Can we only identify with those who share our appearance? Is our world really that superficial?
For some reason when I was young, without ever seeing a female president or doctor I nonetheless believed I could grow up to become someone who filled one of those two professions. When I changed my mind and decided to become a trial attorney, it never crossed my mind that the fact that I had never seen a female trial attorney would in some way prevent me from becoming one. When I read novels by or about white males, I was somehow still able to identify with the human emotions and challenges experienced by their characters. I could relate to something more than simply a surface and superficial identity.
Indeed, that is what makes truly great literature great: its ability to be timeless and in a sense identity-less so that any reader in any time period will be able to identify and learn from the author’s words. The same is true for plays, music, art forms, and movies. Sure, it’s nice to see someone who looks like you, but isn’t it far nicer to find someone who feels like you? And that someone, because it is deeper inner qualities that are being identified, can come in any size, shape, or color.
Isn’t it better if our heroes hold deep and meaningful qualities to which we can aspire rather than just hold our skin color or our sex? Have we all lost the strength of our own identities, our inner and individual selves, so that the only identity we know is that with which we have a superficial resemblance?

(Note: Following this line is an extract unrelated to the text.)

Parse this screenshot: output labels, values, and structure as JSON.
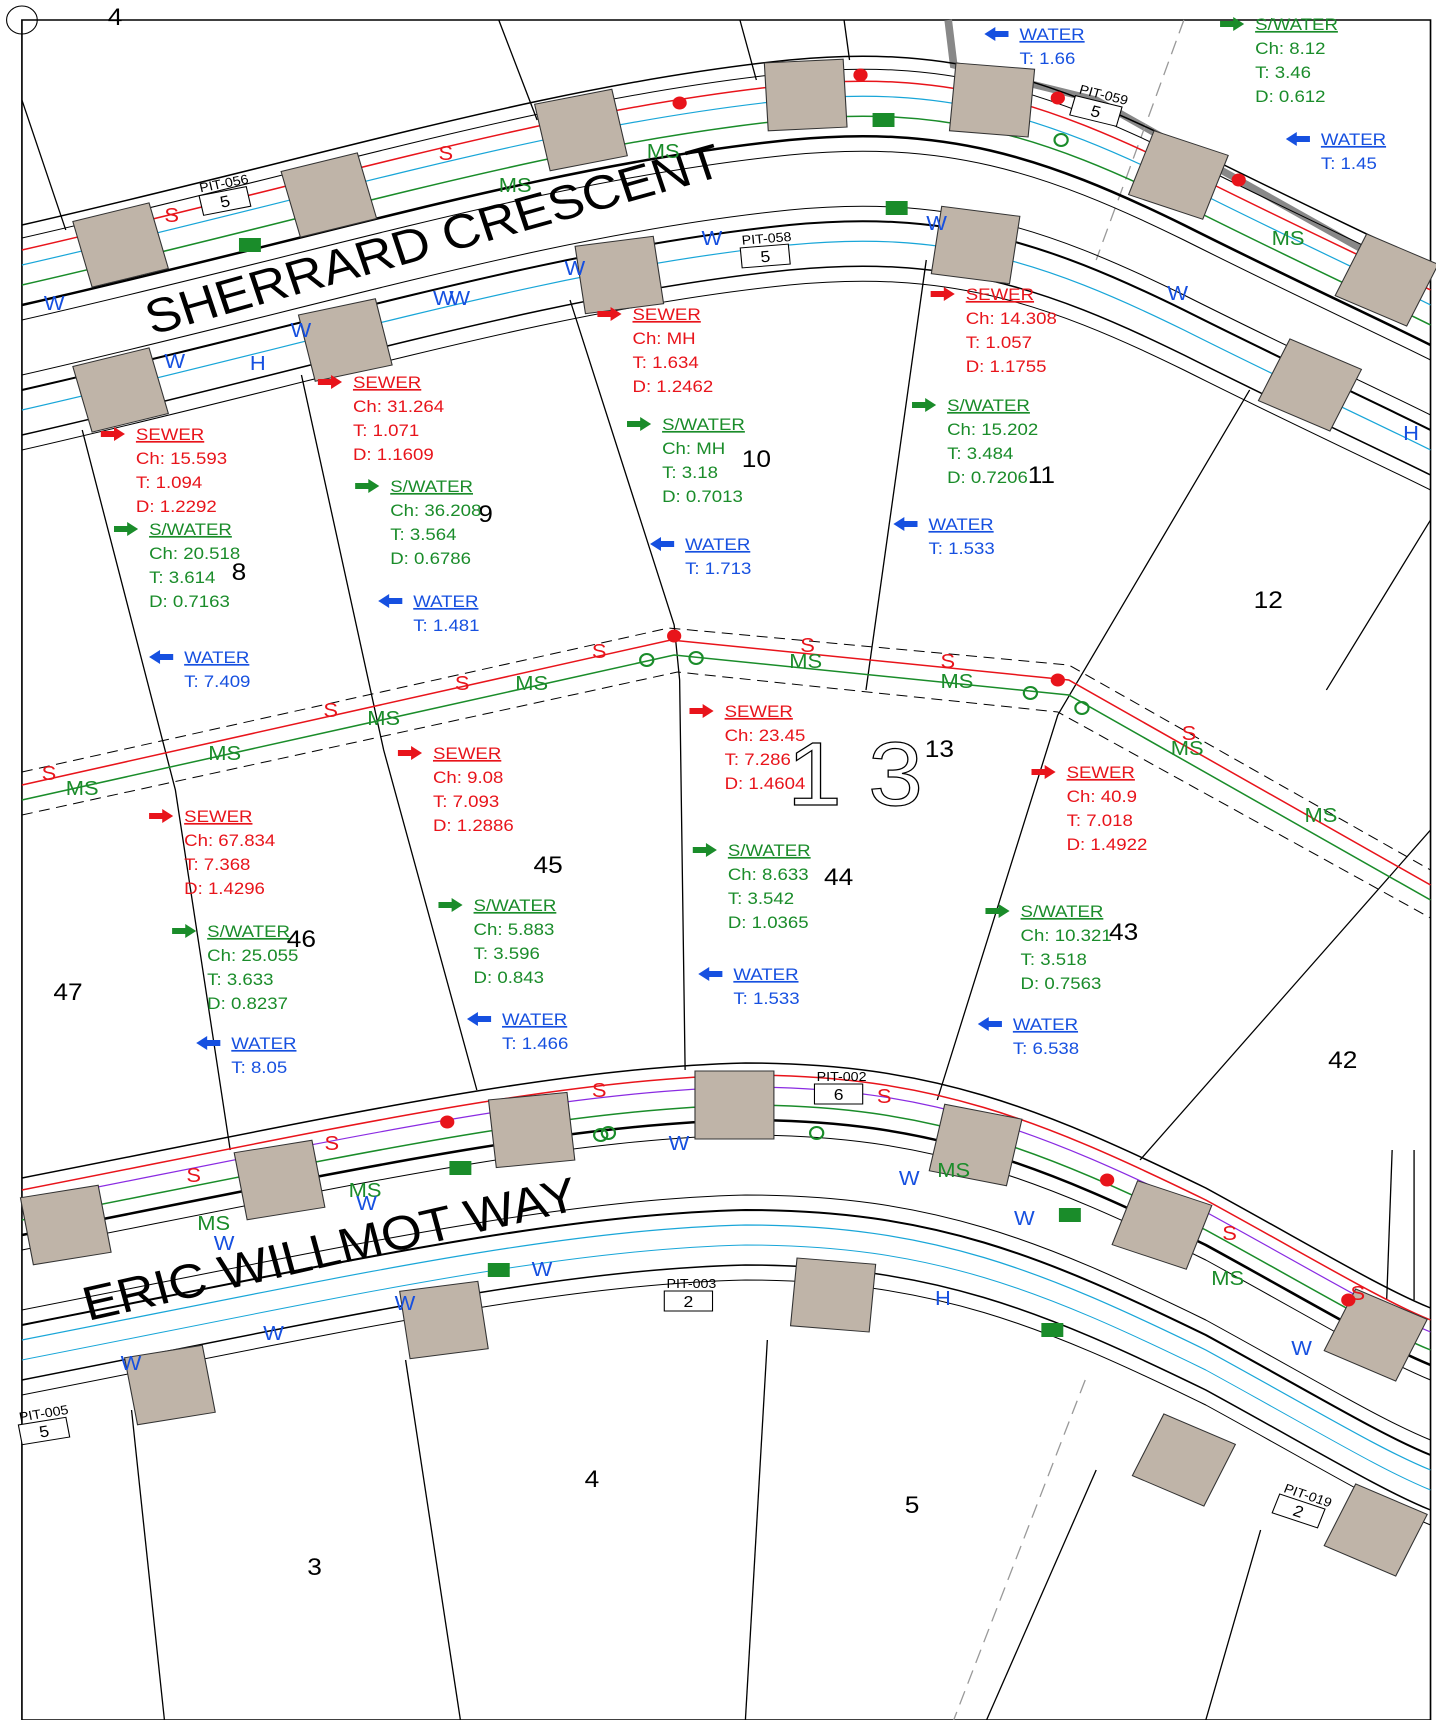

Sadly, when the superficiality of much of today’s culture is mixed with the epidemic of identity politics we seem only able to provide superficial heroes that only further reinforce our focus on appearance. This leaves behind the noble qualities of humanity that we would do better to aspire to. As the Rev. Martin Luther King Jr. once suggested, let us try to focus on the character of one’s soul, not the color of one’s skin. In doing so we will find our truest and most lasting heroes: significant, robust, and truly human role models to which we could all genuinely aspire.